Universal-Impfstoff gegen Grippe bald möglich?

Impfstoffe gegen Viren zu entwickeln, ist sehr schwer. Das liegt daran, dass Impfstoffe normalerweise die Oberflächen der Viren erkennen, Viren sich und ihre Oberfläche jedoch sehr schnell ändern. Das macht es nicht nur schwierig, dauerhaft wirkende Impfstoffe zu finden. Die charakteristischen Informationen der verschiedenen Virenstämme unterscheiden sich häufig auch so stark, dass sie jeweils einen eigenen Impfstoff benötigen, da Antikörper auf andere Stämme neu reagieren müssen. Dies galt bislang gerade bei Grippeviren. Die Suche nach einem Universal-Impfstoff gegen verschiedene Grippeviren verlief deswegen jahrzehntelang erfolglos. Nun scheinen Wissenschaftler allerdings einen Durchbruch erreicht haben.
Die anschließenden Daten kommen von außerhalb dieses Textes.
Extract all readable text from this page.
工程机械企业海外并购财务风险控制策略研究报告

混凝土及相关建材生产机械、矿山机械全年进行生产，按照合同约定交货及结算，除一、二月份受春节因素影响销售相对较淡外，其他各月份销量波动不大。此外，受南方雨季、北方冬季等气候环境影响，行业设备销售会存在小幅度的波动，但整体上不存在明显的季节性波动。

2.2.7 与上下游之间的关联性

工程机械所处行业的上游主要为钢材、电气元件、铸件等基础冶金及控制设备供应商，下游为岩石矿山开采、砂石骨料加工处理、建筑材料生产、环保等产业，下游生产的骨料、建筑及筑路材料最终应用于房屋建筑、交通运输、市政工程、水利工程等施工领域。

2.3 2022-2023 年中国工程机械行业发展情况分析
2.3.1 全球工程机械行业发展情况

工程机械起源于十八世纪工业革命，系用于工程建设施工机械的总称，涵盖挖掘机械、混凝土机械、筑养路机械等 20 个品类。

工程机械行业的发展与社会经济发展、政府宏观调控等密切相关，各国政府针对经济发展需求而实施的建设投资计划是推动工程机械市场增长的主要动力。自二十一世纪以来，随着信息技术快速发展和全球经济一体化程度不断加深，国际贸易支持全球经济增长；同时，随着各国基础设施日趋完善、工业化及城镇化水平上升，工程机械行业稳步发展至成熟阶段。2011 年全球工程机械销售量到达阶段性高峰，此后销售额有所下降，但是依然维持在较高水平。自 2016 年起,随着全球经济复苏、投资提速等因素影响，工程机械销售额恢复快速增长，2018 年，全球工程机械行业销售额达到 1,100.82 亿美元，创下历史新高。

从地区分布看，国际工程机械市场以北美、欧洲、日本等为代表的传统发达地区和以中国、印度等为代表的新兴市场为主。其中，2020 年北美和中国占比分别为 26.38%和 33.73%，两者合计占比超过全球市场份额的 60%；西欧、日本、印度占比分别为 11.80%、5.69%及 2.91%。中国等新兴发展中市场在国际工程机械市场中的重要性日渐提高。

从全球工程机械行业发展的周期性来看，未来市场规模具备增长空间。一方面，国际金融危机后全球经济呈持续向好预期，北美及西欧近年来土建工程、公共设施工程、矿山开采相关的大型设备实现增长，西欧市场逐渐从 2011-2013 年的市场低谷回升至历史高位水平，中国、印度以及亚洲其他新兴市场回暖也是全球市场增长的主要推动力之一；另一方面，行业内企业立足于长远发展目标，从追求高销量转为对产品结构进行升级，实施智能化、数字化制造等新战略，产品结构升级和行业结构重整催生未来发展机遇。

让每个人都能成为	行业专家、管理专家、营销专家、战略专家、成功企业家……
Gary Nabel und sein Team entwickelten eine Vakzine, die verspricht, gegen weit mehr Grippeviren zu helfen, als herkömmliche Impfstoffe.
Der Impfstoff wurde bislang jedoch nur im Tierversuch getestet, wirkt dort jedoch vielversprechend. Ob das Mittel auch für Menschen verträglich ist, ist derzeit noch unklar und wird in wissenschaftlichen Studien überprüft werden. Derzeit sieht jedoch alles danach aus, als würde zumindest eine Grundlage für einen Universalimpfstoff geschaffen worden sein. Im Gegensatz zu anderen Impfstoffen, die nur Teile von Virusstämmen enthalten, baute Nabel die Hülle eines Virus aus Eiweißketten nach und rüsteten sie mit Hämaglutinin 1 aus. Dieses Protein tragen sämtliche H1N1-Viren auf ihrer Oberfläche.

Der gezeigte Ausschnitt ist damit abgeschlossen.